It happened again this week — our Stand for Israel and Fellowship Facebook pages were flooded with virulently anti-Semitic comments. Our staff spent hours on Sunday clearing them of the hateful remarks. This isn’t the first time we’ve experienced this kind of attack, and we know that it won’t be the last. In the age of social media, words have greater power and reach than ever before.

Despite its many positive aspects, we all know social media can do harm to individuals and institutions and spread hateful messages. The violent, intimidating language of the anti-Israel crowd on our Facebook pages is just one example. Recently thousands of Israelis were affected by attacks from cyber-terrorists who posted their credit card information online. Another group of Israel-haters brought down the websites of El Al (Israel’s national airline) and the Tel Aviv Stock Exchange. On Facebook and other social media sites, pages that are viciously anti-Semitic and extoll the virtues of terrorism are sometimes allowed exist and even flourish.

It is easy to look at each of these negative incidents and be appalled at the hatred and to look at these incidents all together and wonder what is happening to our world. Why the sudden increase in hate? Why the surge in anti-Semitism?

The unfortunate reality is that this hatred isn’t new. It’s simply been given a new platform, one that offers anonymity and few, if any, consequences for those propagating the hatred. Facebook, Twitter, and blogs have given those who hate a powerful new megaphone. And in our noisy new world, it can be difficult, if not impossible, to tune out their angry rhetoric.

Actually, I believe it’s important that we don’t. Just as social media gives those who hate a louder voice than ever before, it also gives the rest of us a platform to respond. In the face of these cyber-attacks, good people must stand firm against the hatred, challenging the lies with truth.

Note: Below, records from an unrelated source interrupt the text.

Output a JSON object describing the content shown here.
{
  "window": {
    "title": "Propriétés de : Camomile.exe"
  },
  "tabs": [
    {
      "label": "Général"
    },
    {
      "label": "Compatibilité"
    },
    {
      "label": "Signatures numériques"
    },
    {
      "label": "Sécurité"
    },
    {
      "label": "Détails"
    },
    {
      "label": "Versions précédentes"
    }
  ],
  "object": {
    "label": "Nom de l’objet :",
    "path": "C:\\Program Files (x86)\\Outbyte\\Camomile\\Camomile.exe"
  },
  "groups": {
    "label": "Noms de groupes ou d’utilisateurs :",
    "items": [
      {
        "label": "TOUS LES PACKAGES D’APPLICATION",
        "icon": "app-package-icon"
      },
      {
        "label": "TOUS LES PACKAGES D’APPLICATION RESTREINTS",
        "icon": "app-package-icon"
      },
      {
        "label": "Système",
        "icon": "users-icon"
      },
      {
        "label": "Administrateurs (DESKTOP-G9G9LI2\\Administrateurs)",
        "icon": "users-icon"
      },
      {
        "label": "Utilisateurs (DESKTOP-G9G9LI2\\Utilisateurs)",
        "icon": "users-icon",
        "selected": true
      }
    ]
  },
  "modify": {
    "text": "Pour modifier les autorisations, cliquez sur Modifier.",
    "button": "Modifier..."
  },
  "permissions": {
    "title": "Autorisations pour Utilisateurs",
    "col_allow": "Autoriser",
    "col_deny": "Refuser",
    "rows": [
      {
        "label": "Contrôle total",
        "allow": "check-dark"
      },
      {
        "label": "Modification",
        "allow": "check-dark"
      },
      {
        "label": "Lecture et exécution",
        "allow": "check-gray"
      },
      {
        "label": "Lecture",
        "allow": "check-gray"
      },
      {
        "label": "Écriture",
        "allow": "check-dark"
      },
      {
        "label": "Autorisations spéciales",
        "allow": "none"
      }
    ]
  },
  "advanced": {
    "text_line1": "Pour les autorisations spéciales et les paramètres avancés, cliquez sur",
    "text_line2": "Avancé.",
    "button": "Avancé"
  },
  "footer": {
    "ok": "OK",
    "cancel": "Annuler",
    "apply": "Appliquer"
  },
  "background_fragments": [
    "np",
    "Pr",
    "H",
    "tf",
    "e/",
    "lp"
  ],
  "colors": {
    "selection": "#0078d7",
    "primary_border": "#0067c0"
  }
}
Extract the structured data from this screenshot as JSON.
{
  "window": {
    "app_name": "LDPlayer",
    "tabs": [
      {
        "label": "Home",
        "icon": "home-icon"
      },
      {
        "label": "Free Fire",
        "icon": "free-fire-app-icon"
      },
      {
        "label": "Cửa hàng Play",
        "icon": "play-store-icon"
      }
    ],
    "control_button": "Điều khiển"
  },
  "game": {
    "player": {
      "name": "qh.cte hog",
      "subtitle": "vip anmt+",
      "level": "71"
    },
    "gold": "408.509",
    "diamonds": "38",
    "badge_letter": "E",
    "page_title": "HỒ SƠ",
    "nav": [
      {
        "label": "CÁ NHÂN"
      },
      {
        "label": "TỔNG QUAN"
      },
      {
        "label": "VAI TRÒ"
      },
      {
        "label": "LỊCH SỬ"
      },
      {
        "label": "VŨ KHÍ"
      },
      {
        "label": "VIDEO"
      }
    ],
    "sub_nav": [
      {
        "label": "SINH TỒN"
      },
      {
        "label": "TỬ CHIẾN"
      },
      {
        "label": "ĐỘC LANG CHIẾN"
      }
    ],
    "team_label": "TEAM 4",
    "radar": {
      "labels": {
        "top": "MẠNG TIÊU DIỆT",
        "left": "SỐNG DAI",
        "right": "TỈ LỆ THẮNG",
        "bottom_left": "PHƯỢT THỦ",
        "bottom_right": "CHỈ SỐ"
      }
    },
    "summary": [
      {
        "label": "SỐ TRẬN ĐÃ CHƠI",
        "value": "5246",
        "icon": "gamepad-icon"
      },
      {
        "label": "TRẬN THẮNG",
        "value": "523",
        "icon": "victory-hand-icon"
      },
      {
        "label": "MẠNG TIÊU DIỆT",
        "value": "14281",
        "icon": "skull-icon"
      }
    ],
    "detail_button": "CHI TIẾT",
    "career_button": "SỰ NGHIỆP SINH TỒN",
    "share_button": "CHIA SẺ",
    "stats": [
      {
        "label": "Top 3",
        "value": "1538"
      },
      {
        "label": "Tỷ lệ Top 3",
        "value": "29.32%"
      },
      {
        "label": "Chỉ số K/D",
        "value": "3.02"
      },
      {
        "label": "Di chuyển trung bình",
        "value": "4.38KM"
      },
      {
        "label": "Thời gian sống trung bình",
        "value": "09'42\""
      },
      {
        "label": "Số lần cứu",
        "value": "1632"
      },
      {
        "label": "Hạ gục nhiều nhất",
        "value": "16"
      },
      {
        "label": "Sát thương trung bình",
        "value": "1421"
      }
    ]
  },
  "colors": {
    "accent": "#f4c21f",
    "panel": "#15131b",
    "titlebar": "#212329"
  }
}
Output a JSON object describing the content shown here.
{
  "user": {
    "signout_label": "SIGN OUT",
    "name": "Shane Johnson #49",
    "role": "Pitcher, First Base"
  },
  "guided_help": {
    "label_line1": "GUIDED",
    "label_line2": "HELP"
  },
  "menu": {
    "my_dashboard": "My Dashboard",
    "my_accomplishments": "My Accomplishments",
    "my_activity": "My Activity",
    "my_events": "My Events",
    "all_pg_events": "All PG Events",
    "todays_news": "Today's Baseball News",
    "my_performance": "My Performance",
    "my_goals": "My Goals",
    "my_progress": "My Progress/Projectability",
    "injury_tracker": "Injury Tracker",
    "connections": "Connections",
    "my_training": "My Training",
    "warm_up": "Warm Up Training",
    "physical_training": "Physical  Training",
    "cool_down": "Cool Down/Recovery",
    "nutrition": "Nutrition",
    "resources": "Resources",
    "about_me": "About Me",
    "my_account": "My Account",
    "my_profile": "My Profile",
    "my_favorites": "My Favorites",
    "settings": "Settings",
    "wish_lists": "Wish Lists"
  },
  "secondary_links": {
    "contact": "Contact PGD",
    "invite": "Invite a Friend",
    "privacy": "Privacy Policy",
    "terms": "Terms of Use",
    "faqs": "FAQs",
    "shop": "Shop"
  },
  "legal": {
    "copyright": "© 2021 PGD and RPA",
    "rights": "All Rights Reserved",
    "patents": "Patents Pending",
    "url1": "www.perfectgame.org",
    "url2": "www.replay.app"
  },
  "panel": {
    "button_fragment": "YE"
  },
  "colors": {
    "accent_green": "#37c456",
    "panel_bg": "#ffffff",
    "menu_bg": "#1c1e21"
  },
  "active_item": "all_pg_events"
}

Today, if you haven’t already, I invite you to become part of the growing and dynamic community of Israel’s friends on our Stand for Israel and Fellowship Facebook pages. You can be one of Israel’s “watchmen on the walls” online, learning about Israel, interacting with others who love the Jewish state and all it stands for, and always standing poised to counter hateful lies with the wonderful truths about the Holy Land.

A social media commentator once said, “Social media can be an enabler and an accelerator of existing core capabilities, values, attributes, and plans. It can even be a catalyst for change. But it can’t magically create what doesn’t exist.” These new means of communication sometimes reveal the worst that lurks in the hearts of humanity. Let us also make sure that they also reveal the best.